Silenzio Bianco ovvero: che la Pace regni in questo e qualsiasi altro mondo! (5)
‘Carmen non
dura più di un paio di giorni’.
Mason sputò
un pezzo di ghiaccio guardando con tristezza la povera bestia, poi mise la
zampa in bocca e riprese a mordicchiare il ghiaccio incastrato crudelmente tra
le dita.
‘Non ho mai
visto un cane con un nome altisonante che valesse un fico secco’,
…disse
terminando l’operazione e spingendo la bestia da un lato.
‘Si sfanno
e muoiono sotto il peso della responsabilità. Ti è mai capitato di avere grane
da uno con un nome decente come Cassiar, Siwash o Husky? Nossignore! Guarda
Shookum, qua, e... oplà!’.
Lo sparuto
animale fece un balzo, e i suoi denti bianchi mancarono per un pelo la gola di
Mason.
‘Ah sì, eh?’
Un violento
colpo assestato in mezzo alle orecchie con l’estremità della frusta mandò l’animale
disteso sulla neve, tutto tremolante, una bava gialla alla bocca…
‘Io, invece
scommetto un’altra cosa’,
…replicò
Malemute Kid rivoltando il pane ghiacciato, posato davanti al fuoco a scongelarsi.
‘Ci
mangeremo Shookum prima della fine del viaggio.

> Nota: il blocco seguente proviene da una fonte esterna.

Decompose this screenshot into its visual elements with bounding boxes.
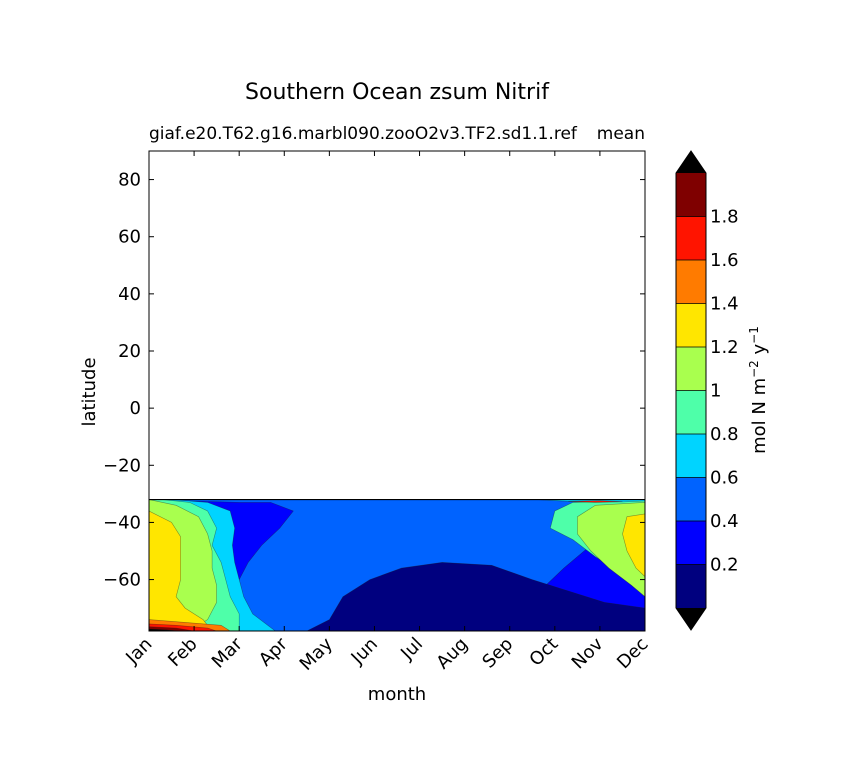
colorbar-tick-label: 1.2 (710, 337, 739, 358)
colorbar-outline (675, 150, 707, 631)
colorbar-segment (676, 303, 706, 347)
chart-subtitle-right: mean (597, 124, 645, 144)
colorbar-tick-label: 0.2 (710, 555, 739, 576)
colorbar-label-sup1: −2 (747, 360, 761, 378)
colorbar: 0.2 0.4 0.6 0.8 1 1.2 1.4 1.6 1.8 (675, 150, 739, 631)
colorbar-extend-max (676, 151, 706, 173)
plot-frame (148, 150, 646, 632)
colorbar-segment (676, 477, 706, 521)
x-tick-label: Oct (525, 634, 562, 671)
y-tick-label: 40 (118, 284, 141, 305)
chart-subtitle-left: giaf.e20.T62.g16.marbl090.zooO2v3.TF2.sd… (149, 124, 578, 144)
y-axis: 80 60 40 20 0 −20 −40 −60 (103, 170, 645, 591)
y-tick-label: 0 (130, 398, 141, 419)
y-axis-label: latitude (79, 357, 100, 426)
y-tick-label: 80 (118, 170, 141, 191)
plot-area (148, 150, 646, 632)
x-tick-label: Jun (347, 634, 382, 669)
colorbar-segment (676, 390, 706, 434)
x-axis-label: month (368, 684, 426, 705)
colorbar-segment (676, 347, 706, 391)
colorbar-tick-label: 0.6 (710, 468, 739, 489)
colorbar-tick-label: 0.4 (710, 511, 739, 532)
colorbar-segment (676, 564, 706, 608)
y-tick-label: −60 (103, 570, 141, 591)
x-tick-label: Apr (255, 633, 292, 670)
x-tick-label: Dec (613, 634, 652, 673)
x-tick-label: Aug (432, 634, 472, 674)
contour-band-7 (149, 510, 213, 631)
x-tick-label: Nov (568, 633, 608, 673)
colorbar-segment (676, 260, 706, 304)
x-tick-label: Jan (121, 634, 156, 669)
x-tick-label: Jul (396, 634, 427, 665)
x-tick-label: Feb (164, 634, 201, 671)
colorbar-extend-min (676, 608, 706, 630)
contour-band-15 (568, 500, 623, 503)
colorbar-tick-label: 1.6 (710, 250, 739, 271)
y-tick-label: −40 (103, 512, 141, 533)
y-tick-label: 20 (118, 341, 141, 362)
contour-fills (149, 499, 645, 631)
x-tick-label: Sep (478, 634, 517, 673)
y-tick-label: 60 (118, 227, 141, 248)
contour-band-8 (622, 513, 645, 578)
contour-band-lowest (306, 562, 645, 631)
colorbar-tick-label: 1.8 (710, 207, 739, 228)
colorbar-tick-label: 1.4 (710, 294, 739, 315)
colorbar-label-unit: mol N m (749, 378, 770, 454)
colorbar-label: mol N m−2 y−1 (747, 326, 770, 454)
chart-title: Southern Ocean zsum Nitrif (245, 80, 550, 105)
colorbar-tick-label: 1 (710, 381, 721, 402)
x-tick-label: Mar (208, 633, 247, 672)
colorbar-tick-label: 0.8 (710, 424, 739, 445)
y-tick-label: −20 (103, 455, 141, 476)
colorbar-label-mid: y (749, 343, 770, 360)
x-tick-label: May (296, 633, 337, 674)
colorbar-segment (676, 173, 706, 217)
colorbar-segment (676, 521, 706, 565)
colorbar-label-sup2: −1 (747, 326, 761, 344)
colorbar-segment (676, 434, 706, 478)
colorbar-segment (676, 216, 706, 260)
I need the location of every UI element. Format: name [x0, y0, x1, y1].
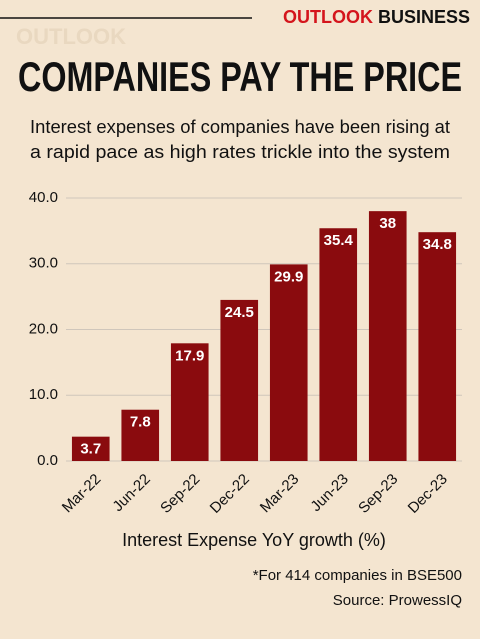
bar	[269, 264, 308, 461]
data-label: 17.9	[175, 347, 204, 364]
x-axis-label: Interest Expense YoY growth (%)	[122, 530, 386, 550]
data-label: 24.5	[225, 304, 254, 321]
bar	[121, 409, 160, 461]
bar	[418, 232, 457, 461]
chart-title: COMPANIES PAY THE PRICE	[18, 53, 462, 100]
bar	[71, 436, 110, 461]
y-tick-label: 30.0	[29, 255, 58, 272]
bar	[220, 299, 259, 461]
bar	[319, 228, 358, 461]
data-label: 38	[379, 215, 396, 232]
brand-primary: OUTLOOK	[283, 7, 373, 27]
brand: OUTLOOK BUSINESS	[283, 7, 470, 27]
y-tick-label: 20.0	[29, 320, 58, 337]
data-label: 29.9	[274, 268, 303, 285]
y-tick-label: 40.0	[29, 189, 58, 206]
data-label: 34.8	[423, 236, 452, 253]
bar	[368, 211, 407, 461]
brand-secondary: BUSINESS	[378, 7, 470, 27]
bar	[170, 343, 209, 461]
subtitle: a rapid pace as high rates trickle into …	[30, 142, 450, 162]
data-label: 35.4	[324, 232, 354, 249]
data-label: 7.8	[130, 414, 151, 431]
source: Source: ProwessIQ	[333, 592, 462, 609]
subtitle: Interest expenses of companies have been…	[30, 117, 450, 137]
data-label: 3.7	[80, 441, 101, 458]
y-tick-label: 10.0	[29, 386, 58, 403]
footnote: *For 414 companies in BSE500	[253, 567, 462, 584]
y-tick-label: 0.0	[37, 452, 58, 469]
watermark: OUTLOOK	[16, 24, 126, 49]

Che ne dici Ruth?’.
La giovane
indiana sistemò la caffetteria sopra un pezzo di ghiaccio, volse lo sguardo da
Malemute Kid a suo marito, poi ai cani, ma preferì non rispondere. Era talmente
ovvio, che una risposta non era necessaria: trecento chilometri di terreno
vergine davanti, con sei giorni scarsi di provviste per loro e niente peri
cani, non lasciavano alternative.
I due
uomini e la donna si strinsero intorno al fuoco e dettero inizio al magro pasto.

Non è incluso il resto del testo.